In a groundbreaking judgment released last week, Madam Justice Avril B. Inglis of the Alberta Court of Queen’s Bench recognized a new claim in law with respect to the public sharing of private information without consent. Justice Inglis’ decision in ES v Shillington has created a new tort in Alberta called “Public Disclosure of Private Facts”.

The parties in Shillington had previously been in a romantic relationship and the Plaintiff had on occasion shared intimate photos that were intended to be viewed only by the Defendant. Near the end of their relationship, the Plaintiff became aware the Defendant had posted the images of her online, without her knowledge or consent, where they became publicly accessible.

The images were shared online as early as 2006 and some were still viewable in 2021. The Plaintiff was identifiable in some of the images, and she was recognized in public on at least one occasion by someone who had viewed the photos online. Not surprisingly, this caused the Plaintiff significant stress, nervous shock, anxiety, humiliation, and long-term psychological and emotional suffering. As the Plaintiff also suffered physical and sexual abuse by the Defendant, she brought claims for battery, sexual assault, breach of confidence, intentional infliction of mental suffering, in addition to the newly proposed tort of Public Disclosure of Private Facts.

Justice Inglis held that each of the claims had been made out and ordered the Defendant to pay significant damages totaling over $300,000, taking into account the egregious breach of trust, number of images posted, the fact that the Plaintiff was identifiable in the images, and the significant and long-standing psychological impact the Defendant’s actions had on the Plaintiff. Justice Inglis also granted a permanent injunction requiring the Defendant to remove all images and prohibiting him from sharing any images of the Plaintiff in the future.

While the high damage award is noteworthy, Justice Inglis’ decision is novel for her recognition of the new tort of “Public Disclosure of Private Facts” and the award of damages on this basis.

For civil claims, plaintiffs are almost always required to prove liability on the basis of an existing type of claim (for example, negligence, battery, etc.). However, courts are permitted to recognize new torts in rare cases where “the facts cry out for a remedy”; in other words, if a new type of claim is required to address wrong-doing that is not sufficiently addressed by existing types of claims.

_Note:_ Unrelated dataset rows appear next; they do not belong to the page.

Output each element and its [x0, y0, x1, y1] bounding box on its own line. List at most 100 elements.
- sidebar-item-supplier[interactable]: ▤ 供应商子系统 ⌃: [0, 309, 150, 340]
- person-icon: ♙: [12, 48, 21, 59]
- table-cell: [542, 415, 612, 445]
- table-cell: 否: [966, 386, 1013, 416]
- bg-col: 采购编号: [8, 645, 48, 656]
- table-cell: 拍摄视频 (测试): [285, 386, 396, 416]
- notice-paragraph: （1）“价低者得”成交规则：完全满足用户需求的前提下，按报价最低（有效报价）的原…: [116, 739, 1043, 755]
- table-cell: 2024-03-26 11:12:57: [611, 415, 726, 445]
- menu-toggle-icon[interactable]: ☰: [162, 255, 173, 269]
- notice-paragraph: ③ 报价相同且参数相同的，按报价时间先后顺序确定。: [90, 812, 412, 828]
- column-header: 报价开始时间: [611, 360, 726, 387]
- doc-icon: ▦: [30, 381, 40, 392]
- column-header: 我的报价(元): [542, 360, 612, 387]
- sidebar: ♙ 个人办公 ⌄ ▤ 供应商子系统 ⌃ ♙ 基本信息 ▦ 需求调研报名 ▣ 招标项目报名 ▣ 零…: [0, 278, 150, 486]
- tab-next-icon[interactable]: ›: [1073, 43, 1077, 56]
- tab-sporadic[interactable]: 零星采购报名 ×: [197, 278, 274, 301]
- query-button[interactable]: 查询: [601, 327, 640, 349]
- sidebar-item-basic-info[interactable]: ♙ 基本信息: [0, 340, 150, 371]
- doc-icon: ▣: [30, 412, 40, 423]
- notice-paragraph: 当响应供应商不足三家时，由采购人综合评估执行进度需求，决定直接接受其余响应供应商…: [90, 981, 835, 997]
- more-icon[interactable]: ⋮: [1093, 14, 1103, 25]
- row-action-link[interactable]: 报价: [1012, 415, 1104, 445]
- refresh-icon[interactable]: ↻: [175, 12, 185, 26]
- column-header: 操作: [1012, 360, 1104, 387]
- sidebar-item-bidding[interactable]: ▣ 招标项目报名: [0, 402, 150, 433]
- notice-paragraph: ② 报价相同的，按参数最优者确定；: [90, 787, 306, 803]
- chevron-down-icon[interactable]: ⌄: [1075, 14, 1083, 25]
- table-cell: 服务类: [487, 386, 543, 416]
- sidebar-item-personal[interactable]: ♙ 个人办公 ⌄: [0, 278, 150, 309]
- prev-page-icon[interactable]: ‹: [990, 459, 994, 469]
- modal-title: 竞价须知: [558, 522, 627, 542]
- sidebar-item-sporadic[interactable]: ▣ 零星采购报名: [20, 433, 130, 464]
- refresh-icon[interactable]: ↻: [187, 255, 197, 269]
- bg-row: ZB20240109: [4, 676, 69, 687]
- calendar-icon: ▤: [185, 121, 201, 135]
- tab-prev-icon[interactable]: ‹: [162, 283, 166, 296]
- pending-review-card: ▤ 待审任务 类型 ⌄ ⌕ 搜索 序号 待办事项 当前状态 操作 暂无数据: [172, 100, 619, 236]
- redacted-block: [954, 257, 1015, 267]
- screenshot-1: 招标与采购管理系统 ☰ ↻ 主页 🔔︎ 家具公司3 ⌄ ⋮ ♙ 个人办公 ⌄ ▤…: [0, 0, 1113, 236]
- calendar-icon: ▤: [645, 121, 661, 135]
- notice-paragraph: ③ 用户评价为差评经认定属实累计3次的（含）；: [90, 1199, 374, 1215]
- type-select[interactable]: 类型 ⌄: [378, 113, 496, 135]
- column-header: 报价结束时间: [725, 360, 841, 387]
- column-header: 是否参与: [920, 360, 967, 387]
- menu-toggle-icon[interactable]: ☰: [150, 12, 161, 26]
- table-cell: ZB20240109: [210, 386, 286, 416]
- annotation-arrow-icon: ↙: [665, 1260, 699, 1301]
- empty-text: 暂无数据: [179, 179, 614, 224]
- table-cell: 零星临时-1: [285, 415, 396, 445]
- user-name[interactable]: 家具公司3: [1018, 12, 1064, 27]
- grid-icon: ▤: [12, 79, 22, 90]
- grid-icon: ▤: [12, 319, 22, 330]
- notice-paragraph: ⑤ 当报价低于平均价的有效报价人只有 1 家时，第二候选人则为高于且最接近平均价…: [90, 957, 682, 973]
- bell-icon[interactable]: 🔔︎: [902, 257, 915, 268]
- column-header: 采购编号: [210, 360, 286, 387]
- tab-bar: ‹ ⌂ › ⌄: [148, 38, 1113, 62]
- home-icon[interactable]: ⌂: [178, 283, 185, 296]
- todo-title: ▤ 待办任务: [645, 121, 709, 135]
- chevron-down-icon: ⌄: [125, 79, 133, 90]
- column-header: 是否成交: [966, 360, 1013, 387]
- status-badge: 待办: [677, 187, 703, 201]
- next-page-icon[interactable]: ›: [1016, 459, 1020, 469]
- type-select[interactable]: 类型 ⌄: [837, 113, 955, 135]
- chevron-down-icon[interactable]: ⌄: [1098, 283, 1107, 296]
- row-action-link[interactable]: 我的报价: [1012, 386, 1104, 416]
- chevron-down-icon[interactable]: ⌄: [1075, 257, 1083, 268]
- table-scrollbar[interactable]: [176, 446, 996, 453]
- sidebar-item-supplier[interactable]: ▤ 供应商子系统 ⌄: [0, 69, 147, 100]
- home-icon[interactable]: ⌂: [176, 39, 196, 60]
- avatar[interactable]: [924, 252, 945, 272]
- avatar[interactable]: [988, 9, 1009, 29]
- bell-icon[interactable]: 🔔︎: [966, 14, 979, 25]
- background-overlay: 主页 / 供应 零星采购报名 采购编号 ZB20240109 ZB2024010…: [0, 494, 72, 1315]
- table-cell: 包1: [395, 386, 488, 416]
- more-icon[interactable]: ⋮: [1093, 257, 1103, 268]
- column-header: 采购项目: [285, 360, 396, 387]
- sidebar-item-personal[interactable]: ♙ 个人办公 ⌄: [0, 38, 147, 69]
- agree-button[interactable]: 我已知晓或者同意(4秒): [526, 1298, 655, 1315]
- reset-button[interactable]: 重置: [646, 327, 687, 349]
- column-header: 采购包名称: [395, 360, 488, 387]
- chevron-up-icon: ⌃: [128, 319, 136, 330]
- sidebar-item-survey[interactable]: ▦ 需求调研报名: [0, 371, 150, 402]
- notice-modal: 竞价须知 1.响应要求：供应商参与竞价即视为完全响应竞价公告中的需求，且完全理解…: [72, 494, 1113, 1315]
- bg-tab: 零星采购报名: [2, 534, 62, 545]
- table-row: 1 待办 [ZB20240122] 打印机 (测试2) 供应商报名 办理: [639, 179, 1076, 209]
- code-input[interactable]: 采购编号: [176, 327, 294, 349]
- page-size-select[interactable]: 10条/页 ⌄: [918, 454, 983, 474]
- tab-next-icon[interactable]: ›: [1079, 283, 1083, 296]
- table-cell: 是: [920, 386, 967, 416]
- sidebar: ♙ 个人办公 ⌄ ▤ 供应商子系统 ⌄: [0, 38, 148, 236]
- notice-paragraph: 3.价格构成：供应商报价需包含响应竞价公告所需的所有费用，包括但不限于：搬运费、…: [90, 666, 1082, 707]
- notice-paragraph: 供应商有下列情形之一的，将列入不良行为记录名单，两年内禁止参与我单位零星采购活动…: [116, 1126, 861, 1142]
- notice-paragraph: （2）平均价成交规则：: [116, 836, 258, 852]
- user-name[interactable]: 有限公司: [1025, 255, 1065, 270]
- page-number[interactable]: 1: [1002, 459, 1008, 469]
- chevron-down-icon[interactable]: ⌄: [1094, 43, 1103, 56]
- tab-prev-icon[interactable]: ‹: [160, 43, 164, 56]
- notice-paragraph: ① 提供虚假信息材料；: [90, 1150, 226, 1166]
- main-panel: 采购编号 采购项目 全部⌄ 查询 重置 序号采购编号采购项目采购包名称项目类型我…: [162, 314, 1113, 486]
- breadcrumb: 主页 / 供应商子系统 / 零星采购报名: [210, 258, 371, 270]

In the digital age, courts have recognized that the non-consensual sharing of private images over social media is one such area that is inadequately addressed by the traditional categories of tort law. The prior absence of any civil recourse for non-consensual sharing of private images was a pressing concern, especially given the serious nature of the wrongdoing which prompted Parliament to make this a criminal offence in 2015.

Accordingly, this type of claim had already been recognized in other provinces in Canada. In 2016, the Manitoba legislature passed the Intimate Image Protection Act, which created a new statutory tort. The Ontario Superior Court’s 2018 decision in Jane Doe recognized the novel claim of Public Disclosure of Private Facts in another case where the Defendant posted an intimate video of the Plaintiff on a pornography website without her consent. The Nova Scotia Supreme Court followed suit in 2021 with its decision in Racki v Racki, a case in which the Defendant had published a memoir detailing his wife’s addiction issues and suicide attempts.

Alberta has also enacted similar legislation: the Protecting Victims of Non-Consensual Distribution of Intimate Images Act. However, the Plaintiff in Shillington could not rely on this statute because the images were shared before the Act came into force in 2017 and it could not apply retroactively. Furthermore, the Act has a narrower scope; it protects only against the distribution of “intimate” images, as defined under the Act, as opposed to the wider ambit of “private facts” as considered in Racki, noted above.

With Justice Inglis’ decision in Shillington, the tort of Public Disclosure of Private Facts will now be available to plaintiffs in Alberta. To bring a successful claim, a plaintiff must prove each of the following:

  • the defendant publicized an aspect of the plaintiff’s private life;
  • the plaintiff did not consent to the publication;
  • the matter publicized or its publication would be highly offensive to a reasonable person in the position of the plaintiff; and,
  • the publication was not of legitimate concern to the public.

In determining whether something is “private”, a court will ask: “what would a reasonable person feel if they were placed in the same position as the claimant faced with the same publicity?” Intimate images will clearly fall into this category.

However, after Shillington, the newly-recognized tort of Public Disclosure of Private Facts can extend beyond the distribution of intimate images to cover a broader range of conduct. The test under the new tort refers to any private information that is disclosed without the person’s consent, would be highly offensive to a reasonable person in their shoes, and is not of legitimate concern to the public. This is a noteworthy decision as it potentially opens the door to civil liability being imposed for the non-consensual disclosure of a wide range of private or sensitive information.